Like the sun, the ouroboros underwent a journey of its own. From Egypt, it found its way to the Greek alchemists of Hellenistic Alexandria. In the Chrysopoeia (transmutation into gold) of Cleopatra, the ouroboros appears slightly differently. A pictorial alchemical papyrus from the 3rd-Century AD, it dealt with the creation of gold, and the ouroboros appears among the mysterious symbols and images encircling the Greek words ‘One is All’.

Known as the oldest allegorical symbol in alchemy, the ouroboros in this context represented the concept of eternity and endless return, as well as the unity of time’s beginning and end, rather than the Egypt-specific journeys of the sun and the Nile. Elsewhere on the papyrus, in a double ring, appears the complete maxim, of which ‘One is All’ is only a part: ‘One is All, and by it All, and for it All’, it reads, ‘and if it does not contain All, then All is Nothing’.

The ouroboros appears in the classic alchemical study, Atalanta Fugiens (1617), by the physician to Emperor Rudolf II, Michael Maier (Credit: Staatsbibliothek zu Berlin)

The ouroboros appears in the classic alchemical study, Atalanta Fugiens (1617), by the physician to Emperor Rudolf II, Michael Maier (Credit: Staatsbibliothek zu Berlin)

The ouroboros was also of significance to the Gnostics. From a Gnostic viewpoint, the opposing ends of the ouroboros were interpreted as the divine and earthly in man, which, despite being at odds with one another, existed in unison nonetheless. In this sense, it is comparable to the Chinese yin and yang, depicting the harmony of contrary forces, as well as the cosmic dichotomy of light and darkness in Manichaeism and the Zoroastrian philosophy of the farvahar, which first posited that each soul was composed of a pure, divine component, as well as a human one.

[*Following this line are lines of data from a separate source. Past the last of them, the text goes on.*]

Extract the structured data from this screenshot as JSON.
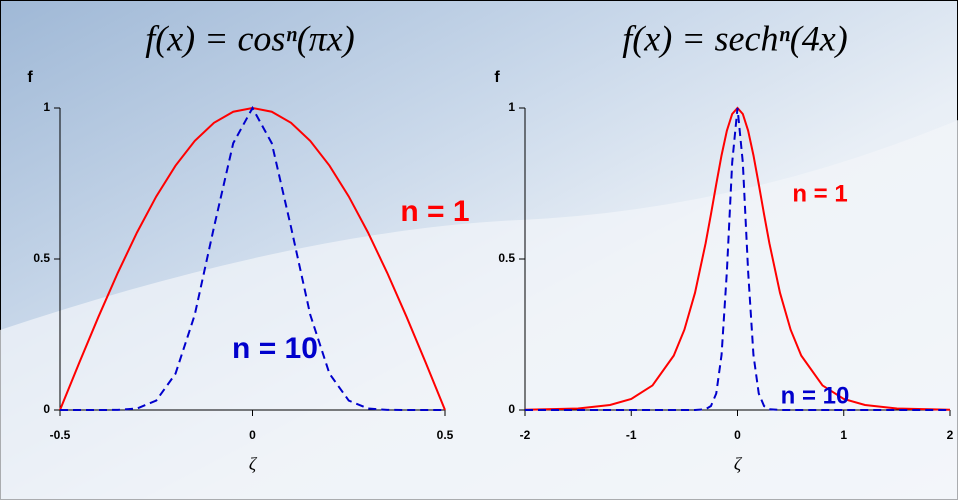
{
  "chart_data": [
    {
      "type": "line",
      "title": "f(x) = cosⁿ(πx)",
      "y_label": "f",
      "x_label": "ζ",
      "xlim": [
        -0.5,
        0.5
      ],
      "ylim": [
        0,
        1
      ],
      "xticks": [
        -0.5,
        0,
        0.5
      ],
      "yticks": [
        0,
        0.5,
        1
      ],
      "x": [
        -0.5,
        -0.45,
        -0.4,
        -0.35,
        -0.3,
        -0.25,
        -0.2,
        -0.15,
        -0.1,
        -0.05,
        0,
        0.05,
        0.1,
        0.15,
        0.2,
        0.25,
        0.3,
        0.35,
        0.4,
        0.45,
        0.5
      ],
      "series": [
        {
          "name": "n = 1",
          "color": "#ff0000",
          "dashed": false,
          "values": [
            0,
            0.1564,
            0.309,
            0.454,
            0.5878,
            0.7071,
            0.809,
            0.891,
            0.9511,
            0.9877,
            1,
            0.9877,
            0.9511,
            0.891,
            0.809,
            0.7071,
            0.5878,
            0.454,
            0.309,
            0.1564,
            0
          ]
        },
        {
          "name": "n = 10",
          "color": "#0000cc",
          "dashed": true,
          "values": [
            0,
            0,
            0,
            0.0004,
            0.0049,
            0.0313,
            0.1201,
            0.3153,
            0.6057,
            0.8836,
            1,
            0.8836,
            0.6057,
            0.3153,
            0.1201,
            0.0313,
            0.0049,
            0.0004,
            0,
            0,
            0
          ]
        }
      ]
    },
    {
      "type": "line",
      "title": "f(x) = sechⁿ(4x)",
      "y_label": "f",
      "x_label": "ζ",
      "xlim": [
        -2,
        2
      ],
      "ylim": [
        0,
        1
      ],
      "xticks": [
        -2,
        -1,
        0,
        1,
        2
      ],
      "yticks": [
        0,
        0.5,
        1
      ],
      "x": [
        -2,
        -1.5,
        -1.2,
        -1,
        -0.8,
        -0.6,
        -0.5,
        -0.4,
        -0.3,
        -0.25,
        -0.2,
        -0.15,
        -0.1,
        -0.05,
        0,
        0.05,
        0.1,
        0.15,
        0.2,
        0.25,
        0.3,
        0.4,
        0.5,
        0.6,
        0.8,
        1,
        1.2,
        1.5,
        2
      ],
      "series": [
        {
          "name": "n = 1",
          "color": "#ff0000",
          "dashed": false,
          "values": [
            0.0007,
            0.005,
            0.0165,
            0.0366,
            0.0814,
            0.18,
            0.2658,
            0.388,
            0.5523,
            0.6481,
            0.7477,
            0.8436,
            0.925,
            0.9803,
            1,
            0.9803,
            0.925,
            0.8436,
            0.7477,
            0.6481,
            0.5523,
            0.388,
            0.2658,
            0.18,
            0.0814,
            0.0366,
            0.0165,
            0.005,
            0.0007
          ]
        },
        {
          "name": "n = 10",
          "color": "#0000cc",
          "dashed": true,
          "values": [
            0,
            0,
            0,
            0,
            0,
            0,
            0,
            0.0001,
            0.0026,
            0.0131,
            0.0546,
            0.1825,
            0.4585,
            0.8196,
            1,
            0.8196,
            0.4585,
            0.1825,
            0.0546,
            0.0131,
            0.0026,
            0.0001,
            0,
            0,
            0,
            0,
            0,
            0,
            0
          ]
        }
      ]
    }
  ]
}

The ouroboros also appears in other ancient traditions. In Norse mythology, the serpent Jörmungandr encircles the world with its tail in its mouth, while in Hinduism, the ouroboros forms part of the foundation upon which the Earth rests. In the more widespread Roman variant of Iranian Mithraism, Zurvan, symbolising ‘boundless time’, is depicted with an ouroboros entwined around his body, while the Mesoamerican deity Quetzalcoatl is often seen in the form of an ouroboros.

The ouroboros is part of Hindu iconography, as in this drawing of a tortoise supporting elephants upon which the Earth rests, enclosed by the serpent, Asootee (Credit: Alamy)

The ouroboros is part of Hindu iconography, as in this drawing of a tortoise supporting elephants upon which the Earth rests, enclosed by the serpent, Asootee (Credit: Alamy)

As if this weren’t enough, the ouroboros went on to enjoy much popularity among Renaissance alchemists. Again representing the infinite nature of time and the eternal, it was seen in the eyes of the alchemists as the ultimate obstacle to be overcome in the Magnum Opus, their incessant struggle; for to become immortal – their chief aim – meant to break the incessant cycle of the ouroboros once and for all. That they would also come to possess, through their experiments, the prized ‘philosopher’s stone’ that would bring them all the bling in the world, was mere icing on the cake.